Plans are to add about 65,000 square feet of space to the existing 40,000-square-foot building in Kansas.
“That will include offices, updating our lab and technical facilities as well as warehouse and manufacturing space,” Erickson said. “We will be putting in new press, new coater-laminator and new slitting assets as well as enhancing some other aspects of the business, whether it be the ink room or the maintenance area.”
The Kansas expansion, just like the previous work in Wisconsin, will provide room for the immediate placement of additional equipment as well as room for future machinery, the CEO said.
Kendall Packaging, which dates back to 1948 and has been owned by the Erickson family since 1970, expects to add about 15 jobs to the current 55 workers in Pittsburg once the expansion is compete.
Plant Manager Jack Trostle will be happy for the extra space.
“We really need this expansion,” he said in a statement. “Right now, we are maxed out as far as what we can do. ... Expanding is the only logical conclusion as we look at the potential for the current manufacturing platform.”
Kendall Packaging creates packaging for what the company calls a broad cross-section of mostly private label companies in both food and non-food applications.
“One of the things that is important for us is we're not growing for the sake of growing. We're growing because our customers have favored us with the business. And we see a very significant demand for the way we go into the market, that customer centricity,” Erickson said.

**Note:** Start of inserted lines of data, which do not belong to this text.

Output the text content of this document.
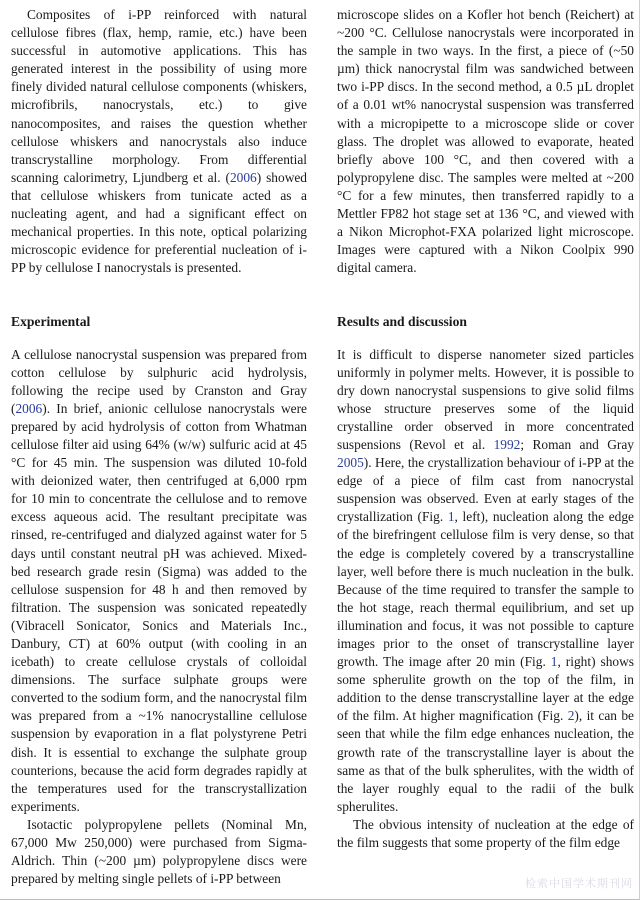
Composites of i-PP reinforced with natural cellulose fibres (flax, hemp, ramie, etc.) have been successful in automotive applications. This has generated interest in the possibility of using more finely divided natural cellulose components (whiskers, microfibrils, nanocrystals, etc.) to give nanocomposites, and raises the question whether cellulose whiskers and nanocrystals also induce transcrystalline morphology. From differential scanning calorimetry, Ljundberg et al. (2006) showed that cellulose whiskers from tunicate acted as a nucleating agent, and had a significant effect on mechanical properties. In this note, optical polarizing microscopic evidence for preferential nucleation of i-PP by cellulose I nanocrystals is presented.

Experimental

A cellulose nanocrystal suspension was prepared from cotton cellulose by sulphuric acid hydrolysis, following the recipe used by Cranston and Gray (2006). In brief, anionic cellulose nanocrystals were prepared by acid hydrolysis of cotton from Whatman cellulose filter aid using 64% (w/w) sulfuric acid at 45 °C for 45 min. The suspension was diluted 10-fold with deionized water, then centrifuged at 6,000 rpm for 10 min to concentrate the cellulose and to remove excess aqueous acid. The resultant precipitate was rinsed, re-centrifuged and dialyzed against water for 5 days until constant neutral pH was achieved. Mixed-bed research grade resin (Sigma) was added to the cellulose suspension for 48 h and then removed by filtration. The suspension was sonicated repeatedly (Vibracell Sonicator, Sonics and Materials Inc., Danbury, CT) at 60% output (with cooling in an icebath) to create cellulose crystals of colloidal dimensions. The surface sulphate groups were converted to the sodium form, and the nanocrystal film was prepared from a ~1% nanocrystalline cellulose suspension by evaporation in a flat polystyrene Petri dish. It is essential to exchange the sulphate group counterions, because the acid form degrades rapidly at the temperatures used for the transcrystallization experiments.

Isotactic polypropylene pellets (Nominal Mn, 67,000 Mw 250,000) were purchased from Sigma-Aldrich. Thin (~200 µm) polypropylene discs were prepared by melting single pellets of i-PP between

microscope slides on a Kofler hot bench (Reichert) at ~200 °C. Cellulose nanocrystals were incorporated in the sample in two ways. In the first, a piece of (~50 µm) thick nanocrystal film was sandwiched between two i-PP discs. In the second method, a 0.5 µL droplet of a 0.01 wt% nanocrystal suspension was transferred with a micropipette to a microscope slide or cover glass. The droplet was allowed to evaporate, heated briefly above 100 °C, and then covered with a polypropylene disc. The samples were melted at ~200 °C for a few minutes, then transferred rapidly to a Mettler FP82 hot stage set at 136 °C, and viewed with a Nikon Microphot-FXA polarized light microscope. Images were captured with a Nikon Coolpix 990 digital camera.

Results and discussion

It is difficult to disperse nanometer sized particles uniformly in polymer melts. However, it is possible to dry down nanocrystal suspensions to give solid films whose structure preserves some of the liquid crystalline order observed in more concentrated suspensions (Revol et al. 1992; Roman and Gray 2005). Here, the crystallization behaviour of i-PP at the edge of a piece of film cast from nanocrystal suspension was observed. Even at early stages of the crystallization (Fig. 1, left), nucleation along the edge of the birefringent cellulose film is very dense, so that the edge is completely covered by a transcrystalline layer, well before there is much nucleation in the bulk. Because of the time required to transfer the sample to the hot stage, reach thermal equilibrium, and set up illumination and focus, it was not possible to capture images prior to the onset of transcrystalline layer growth. The image after 20 min (Fig. 1, right) shows some spherulite growth on the top of the film, in addition to the dense transcrystalline layer at the edge of the film. At higher magnification (Fig. 2), it can be seen that while the film edge enhances nucleation, the growth rate of the transcrystalline layer is about the same as that of the bulk spherulites, with the width of the layer roughly equal to the radii of the bulk spherulites.

The obvious intensity of nucleation at the edge of the film suggests that some property of the film edge

检索中国学术期刊网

“We look for companies that participate in the private label arena, specifically, a little bit of branded business. But we look for folks who have multiple SKUs, private label, high graphic content, require barrier for the film and packaging. ... And we play with the tier two players. We're not chasing the Kimberly-Clarks and the Procter & Gambles of the world, typically. We find the tier two players in those market spaces and we tailor our product and service offering around them,” he said.
A market that Kendall Packaging does not look to serve is commodity packaging, instead relying on its experience in material sciences and its equipment at what Erickson calls a “mid-tier company” in the flexible packaging universe.
“There is a need in the marketplace for a sophisticated and high quality and high performance flexible packaging company in that mid-tier arena,” he said. “We work very hard not to be on the commodity level.”
Expansion in Kansas, and earlier in Wisconsin, is part of Kendall Packaging's business approach, the CEO said.
“I guess the way I would describe it is it's been a steady growth that we have had over the years. And we have taken the earnings and the profits of the business and we have reinvested them,” he said. “It has been steady and it has been an eye on the horizon for new technology and for making sure we are providing the best products and services for our customers,” Erickson said.
“We are in it for the long haul,” he said. “Flexible packaging is good. It's dynamic. It's growing.”